Quando Roberto Rodrigues anunciou que você o substituiria na coordenação da FGV Agro estava muito empolgado com o lançamento de um projeto chamado Brasil 2050. Como está esse assunto?
O projeto está andando, fizemos uma revisão. É algo que nunca foi feito. O Brasil não olha para frente, mesmo os exercícios de projeção de 10 anos são limitados. Enquanto isso, USDA, FAO, OCDE fazem projeções de longo prazo. Mas quando olham, são modelos que envolvem o mundo como um todo. Estamos mirando para uma geração que ainda não nasceu, que vai ter um conjunto de tecnologias e informações que nós ainda não estamos vendo. E precisamos usar a arte da modelagem para entender os impactos no setor, no mundo e no Brasil.

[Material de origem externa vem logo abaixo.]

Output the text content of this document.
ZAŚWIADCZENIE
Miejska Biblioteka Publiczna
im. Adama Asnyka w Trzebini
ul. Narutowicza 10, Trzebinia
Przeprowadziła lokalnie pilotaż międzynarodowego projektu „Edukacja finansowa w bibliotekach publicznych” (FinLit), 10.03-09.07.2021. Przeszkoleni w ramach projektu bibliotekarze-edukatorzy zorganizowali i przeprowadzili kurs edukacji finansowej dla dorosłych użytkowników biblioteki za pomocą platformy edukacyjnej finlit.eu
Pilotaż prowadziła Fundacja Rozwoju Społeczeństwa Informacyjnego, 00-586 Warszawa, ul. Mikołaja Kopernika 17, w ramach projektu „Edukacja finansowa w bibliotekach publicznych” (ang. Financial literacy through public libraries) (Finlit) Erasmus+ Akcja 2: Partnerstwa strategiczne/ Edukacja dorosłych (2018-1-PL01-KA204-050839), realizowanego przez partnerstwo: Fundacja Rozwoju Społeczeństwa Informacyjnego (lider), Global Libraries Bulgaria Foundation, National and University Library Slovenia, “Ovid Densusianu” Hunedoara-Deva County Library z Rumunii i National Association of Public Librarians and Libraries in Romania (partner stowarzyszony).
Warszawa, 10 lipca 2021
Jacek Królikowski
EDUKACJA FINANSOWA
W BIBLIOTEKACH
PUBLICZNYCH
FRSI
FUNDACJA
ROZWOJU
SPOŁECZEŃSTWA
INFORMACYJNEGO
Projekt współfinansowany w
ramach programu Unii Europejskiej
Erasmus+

Quando olhamos estes órgãos internacionais percebemos uma discrepância em relação ao Brasil. Muito do que está lá sendo projetado para o Brasil, nós já ultrapassamos, não estamos bem retratados. Temos que ver o que o mundo vai consumir considerando mudanças climáticas, renda, envelhecimento da população, mudanças de hábitos alimentares, novas tecnologias.
Tem vários frigoríficos entrando em novas proteínas, de laboratório e plant based, por exemplo. Já ouvi também empresas removendo CO2 da atmosfera e virando energia pra alimentação do gado. Imagina o impacto disso para o Brasil e globalmente? Esse é um projeto que vai ter um evento para discutir. E não é curto, é de médio e longo prazo. Esse é o DNA do FGV Agro, contribuir e apoiar as discussões relevantes para o setor.